Following an eventful 2016 which included a restructuring and a controversial change in ownership – triggering strong reactions from a series of Japanese shipowners – Jens Ismar, CEO of Western Bulk Chartering, is now seeing the dry bulk carrier regaining trust in the market.
The dry bulk carrier published its annual report a little over two weeks ago, showing a decline in time charter revenue (TCE) to USD 4.4 million in 2016, and the net result fell to deficit of USD 20 million against a profit in 2015.
The fact that we were forced to do the restructuring last year was very painful and unfortunate"
Western Bulk Chartering also informed that the carrier would in the first three months of the year raise USD 18 million through a share issue, which was completed last week. The carrier has raised a total of USD 40 million since last summer.
"We have access to the market and we are now basically doing business with all the people we want to do business with. During parts of last year that was a challenge," Ismar tells ShippingWatch.
"People notice that we are up and flying again and we have the cash, the capital base and the people to be a successful company. Apart from a few people that are not with us anymore we have the same staff and setup."
The executives who left the carrier last year include Christian V. Christensen, who stepped down after serving more than 15 years at the Norwegian dry bulk carrier where he was responsible for the Atlantic division and long-term contracts on the Japanese market. He now serves as head of dry cargo at Denmark's Norden.

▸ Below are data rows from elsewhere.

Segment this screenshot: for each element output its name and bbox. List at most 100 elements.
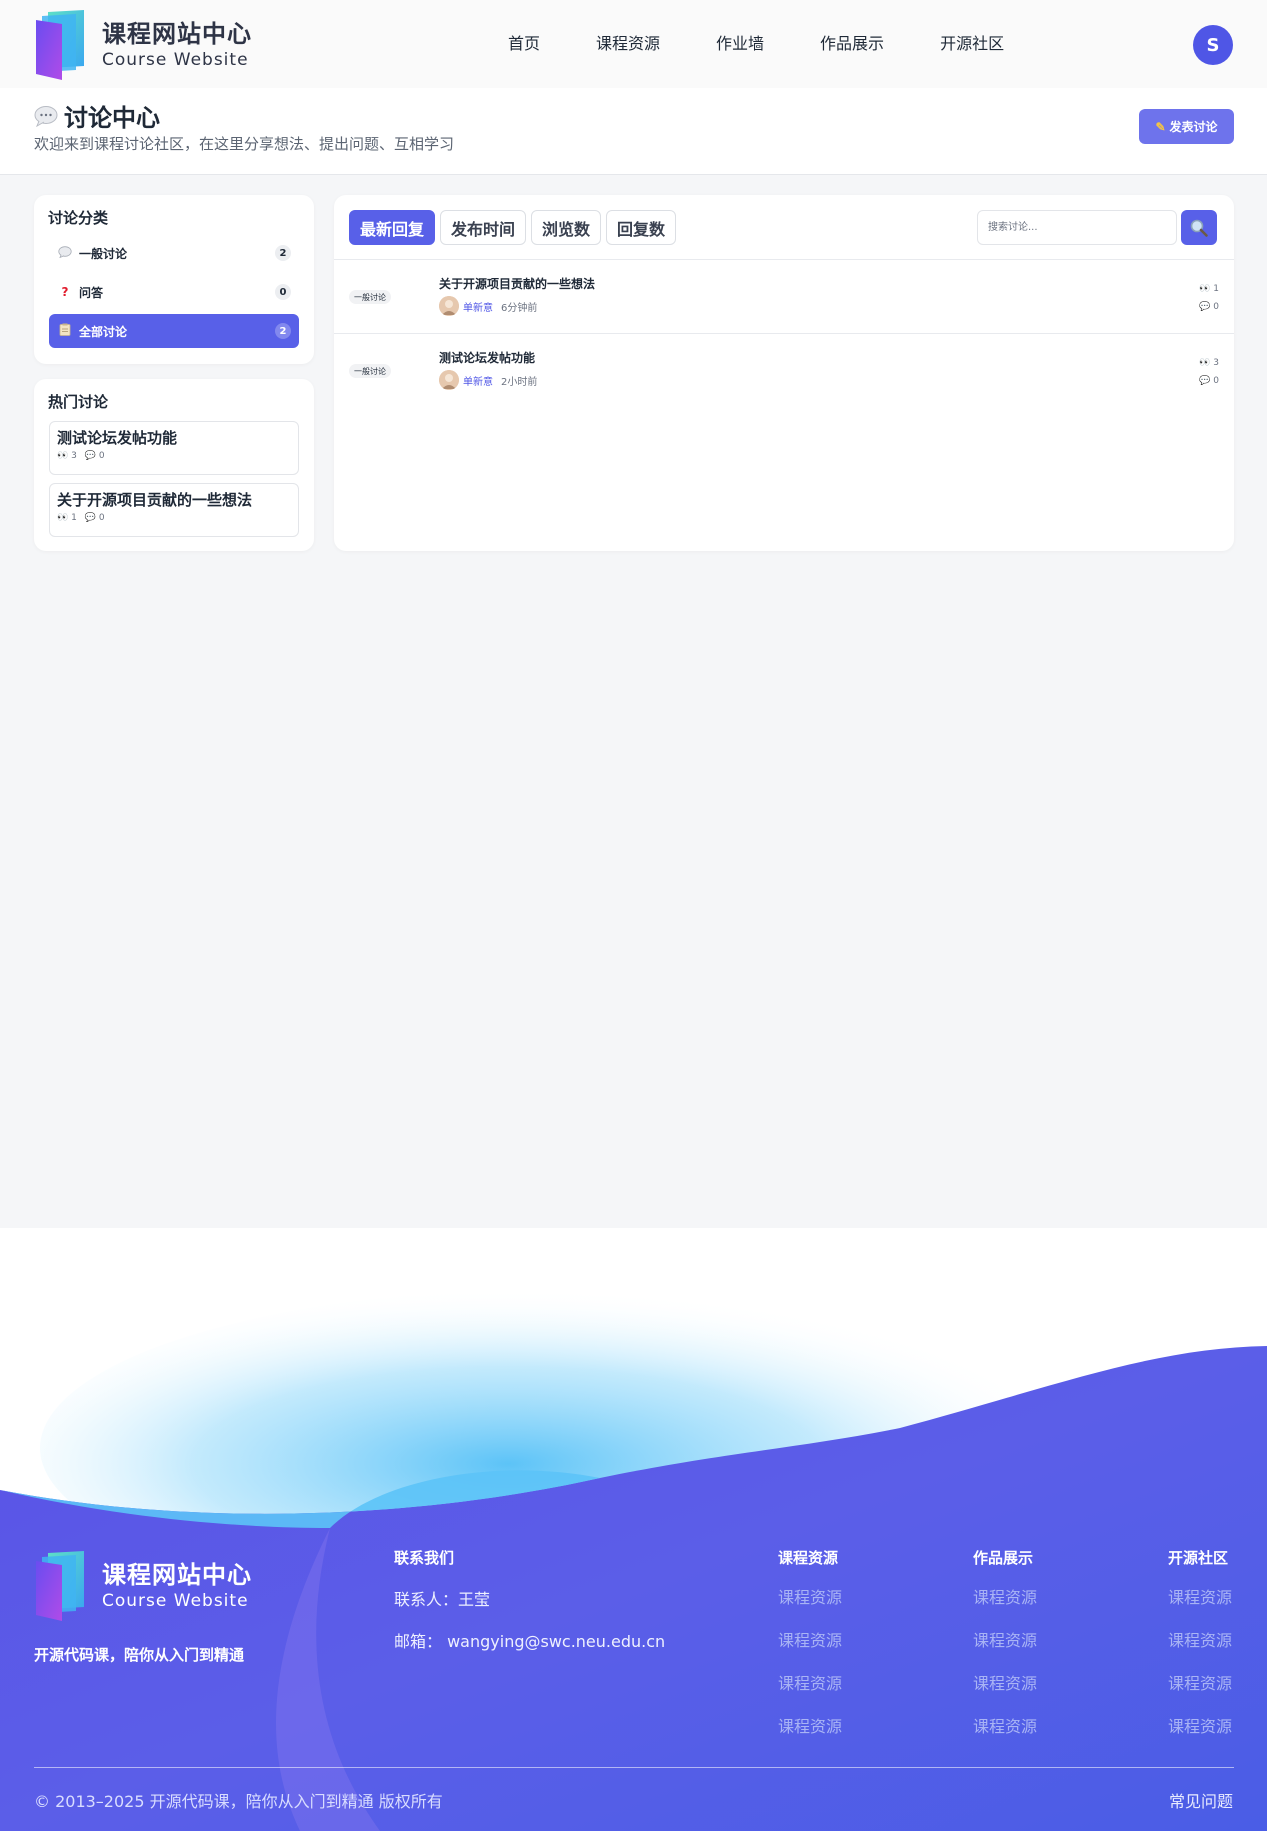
eyes-icon: 👀 [1199, 284, 1211, 294]
page-header: 讨论中心 欢迎来到课程讨论社区，在这里分享想法、提出问题、互相学习 ✎ 发表讨论 [0, 88, 1267, 175]
nav-homework-wall[interactable]: 作业墙 [716, 32, 764, 56]
copyright: © 2013–2025 开源代码课，陪你从入门到精通 版权所有 [34, 1792, 443, 1811]
footer-column-resources: 课程资源 课程资源 课程资源 课程资源 课程资源 [778, 1547, 842, 1758]
author-name[interactable]: 单新意 [463, 373, 493, 388]
reply-count: 💬 0 [84, 451, 105, 461]
book-logo-icon [36, 1551, 84, 1621]
user-avatar[interactable]: S [1193, 25, 1233, 65]
footer-column-showcase: 作品展示 课程资源 课程资源 课程资源 课程资源 [973, 1547, 1037, 1758]
footer-link[interactable]: 课程资源 [973, 1629, 1037, 1652]
footer-link[interactable]: 课程资源 [973, 1672, 1037, 1695]
nav-open-source[interactable]: 开源社区 [940, 32, 1004, 56]
footer-column-title: 课程资源 [778, 1549, 839, 1567]
nav-course-resources[interactable]: 课程资源 [596, 32, 660, 56]
category-label: 问答 [79, 285, 104, 300]
site-logo[interactable]: 课程网站中心 Course Website [34, 10, 252, 80]
thread-category-tag: 一般讨论 [349, 364, 391, 378]
speech-bubble-icon [57, 245, 73, 261]
category-label: 一般讨论 [79, 246, 128, 261]
speech-bubble-icon: 💬 [1199, 302, 1211, 312]
pencil-icon: ✎ [1155, 119, 1166, 134]
category-label: 全部讨论 [79, 324, 128, 339]
category-panel: 讨论分类 一般讨论 2 ? 问答 0 全部讨论 2 [34, 195, 314, 364]
hot-panel-title: 热门讨论 [48, 393, 109, 411]
hot-discussion-title: 关于开源项目贡献的一些想法 [57, 491, 253, 509]
footer-link[interactable]: 课程资源 [1168, 1586, 1232, 1609]
category-general[interactable]: 一般讨论 2 [49, 236, 299, 270]
question-mark-icon: ? [61, 285, 69, 299]
tab-views[interactable]: 浏览数 [531, 210, 602, 245]
category-all[interactable]: 全部讨论 2 [49, 314, 299, 348]
sort-tabs: 最新回复 发布时间 浏览数 回复数 [349, 210, 677, 245]
reply-count: 💬 0 [84, 513, 105, 523]
tab-replies[interactable]: 回复数 [606, 210, 677, 245]
book-logo-icon [36, 10, 84, 80]
speech-bubble-icon: 💬 [1199, 376, 1211, 386]
hot-discussion-title: 测试论坛发帖功能 [57, 429, 178, 447]
eyes-icon: 👀 [57, 451, 69, 461]
thread-time: 6分钟前 [501, 302, 538, 314]
footer-slogan: 开源代码课，陪你从入门到精通 [34, 1646, 245, 1664]
footer-link[interactable]: 课程资源 [778, 1629, 842, 1652]
clipboard-icon [57, 323, 73, 339]
brand-english: Course Website [102, 50, 249, 70]
footer-brand-name: 课程网站中心 [102, 1561, 252, 1589]
footer-brand-english: Course Website [102, 1591, 249, 1611]
view-count: 👀 1 [57, 513, 77, 523]
category-panel-title: 讨论分类 [48, 209, 109, 227]
contact-title: 联系我们 [394, 1549, 455, 1567]
tab-publish-time[interactable]: 发布时间 [440, 210, 527, 245]
footer-column-title: 作品展示 [973, 1549, 1034, 1567]
footer-column-title: 开源社区 [1168, 1549, 1229, 1567]
contact-person: 联系人：王莹 [394, 1590, 491, 1609]
view-count: 👀 3 [57, 451, 77, 461]
search-input[interactable] [977, 210, 1177, 245]
footer-link[interactable]: 课程资源 [1168, 1672, 1232, 1695]
author-avatar[interactable] [439, 296, 459, 316]
footer-link[interactable]: 课程资源 [778, 1586, 842, 1609]
page-subtitle: 欢迎来到课程讨论社区，在这里分享想法、提出问题、互相学习 [34, 135, 455, 153]
discussion-list-panel: 最新回复 发布时间 浏览数 回复数 一般讨论 关于开源项目贡献的一些想法 单新意… [334, 195, 1234, 551]
nav-showcase[interactable]: 作品展示 [820, 32, 884, 56]
nav-home[interactable]: 首页 [508, 32, 540, 56]
footer-link[interactable]: 课程资源 [778, 1672, 842, 1695]
eyes-icon: 👀 [1199, 358, 1211, 368]
site-footer: 课程网站中心 Course Website 开源代码课，陪你从入门到精通 联系我… [0, 1228, 1267, 1831]
category-count: 2 [275, 323, 291, 339]
search-button[interactable] [1181, 210, 1217, 245]
reply-count: 💬 0 [1199, 376, 1219, 386]
footer-link[interactable]: 课程资源 [778, 1715, 842, 1738]
hot-discussion-item[interactable]: 测试论坛发帖功能 👀 3 💬 0 [49, 421, 299, 475]
main-nav: 首页 课程资源 作业墙 作品展示 开源社区 [508, 32, 1060, 56]
thread-title[interactable]: 关于开源项目贡献的一些想法 [439, 275, 595, 292]
brand-name: 课程网站中心 [102, 20, 252, 48]
new-discussion-button[interactable]: ✎ 发表讨论 [1139, 109, 1234, 144]
top-navbar: 课程网站中心 Course Website 首页 课程资源 作业墙 作品展示 开… [0, 0, 1267, 88]
category-count: 0 [275, 284, 291, 300]
tab-latest-reply[interactable]: 最新回复 [349, 210, 436, 245]
contact-email[interactable]: 邮箱： wangying@swc.neu.edu.cn [394, 1628, 665, 1652]
thread-category-tag: 一般讨论 [349, 290, 391, 304]
footer-link[interactable]: 课程资源 [973, 1715, 1037, 1738]
hot-discussion-item[interactable]: 关于开源项目贡献的一些想法 👀 1 💬 0 [49, 483, 299, 537]
footer-logo[interactable]: 课程网站中心 Course Website [34, 1551, 252, 1621]
view-count: 👀 3 [1199, 358, 1219, 368]
thread-title[interactable]: 测试论坛发帖功能 [439, 349, 535, 366]
hot-discussions-panel: 热门讨论 测试论坛发帖功能 👀 3 💬 0 关于开源项目贡献的一些想法 👀 1 … [34, 379, 314, 551]
footer-contact: 联系我们 联系人：王莹 邮箱： wangying@swc.neu.edu.cn [394, 1547, 665, 1670]
category-qa[interactable]: ? 问答 0 [49, 275, 299, 309]
reply-count: 💬 0 [1199, 302, 1219, 312]
speech-bubble-icon: 💬 [84, 451, 97, 461]
author-avatar[interactable] [439, 370, 459, 390]
faq-link[interactable]: 常见问题 [1169, 1788, 1233, 1812]
eyes-icon: 👀 [57, 513, 69, 523]
new-discussion-label: 发表讨论 [1169, 120, 1218, 134]
thread-row[interactable]: 一般讨论 关于开源项目贡献的一些想法 单新意 6分钟前 👀 1 💬 0 [334, 260, 1234, 333]
speech-bubble-icon [34, 105, 58, 127]
footer-column-community: 开源社区 课程资源 课程资源 课程资源 课程资源 [1168, 1547, 1232, 1758]
thread-row[interactable]: 一般讨论 测试论坛发帖功能 单新意 2小时前 👀 3 💬 0 [334, 334, 1234, 407]
author-name[interactable]: 单新意 [463, 299, 493, 314]
footer-link[interactable]: 课程资源 [1168, 1629, 1232, 1652]
footer-link[interactable]: 课程资源 [1168, 1715, 1232, 1738]
footer-link[interactable]: 课程资源 [973, 1586, 1037, 1609]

Jens Ismar, CEO, Western Bulk Chartering
Last year's change in ownership meant that the majority shareholder in what was then Western Bulk – Kistefos Equity Operations, owned by billionaire Christian Sveaas – bought out the profitable part of the carrier, Western Bulk Chartering.
Bulk Invest, as the remaining part of Western Bulk was named, was then declared bankrupt, and this made six Japanese shipowners – who, through vessels on charter, had USD 172 million trapped in the collapsed carrier – puzzled about the price of the sale to Kistefos.
The Japanese shipowners felt that Western Bulk Chartering was sold at too low a price, as the owner bought the company from himself for USD 16 million plus USD 31 million in debt.
The process was subsequently investigated by a trustee who in November cleared the acquisition by Sveaas and Kistefos, reported Norwegian business daily Dagens Næringsliv. However, the estate criticized Sveaas and the Group CEO of Kistefos, Beng A. Rem, for failing to declare a conflict of interest in their involvement in all cases concerning the sale, from the point Kistefos considered acquiring Western Bulk Chartering and onwards.
"The fact that we were forced to do the restructuring last year was very painful and unfortunate especially to our Japanese long term counterparties. On the positive side we still have several running deals with Japan both on cargo and vessels and have continuously done deals," says Ismar.
Eyes improvements in dry bulk
The dry bulk carrier, which currently operates a fleet of close to 140 vessels, expects a positive bottom line this year following the deficit for 2016.
It’s still not a good market but it’s better than people expected"
And there have been overall improvements in the dry bulk sector in recent weeks and months, according to Ismar, though the CEO expects fluctuating rates in the time to come. The market is especially influenced by Chinese policies, as more than 40 percent of the combined dry bulk market depends on Chinese demand, he explains.
"The last quarter of 2016 and this year so far have been surprising a little bit on the upside. People have become quite a bit more optimistic. It’s still not a good market but it’s better than people expected," says Ismar, adding:
"I expect that we will see some volatility this year and there is absolutely no guarantee that we will see a continuing improving market. I’m sure we will have our downturns throughout the year."
As for the scrapping activity, the CEO notes that activity has slowed down "quite considerably." If this trend continues throughout the year, it will, says Ismar, take even longer for the market to become more balanced.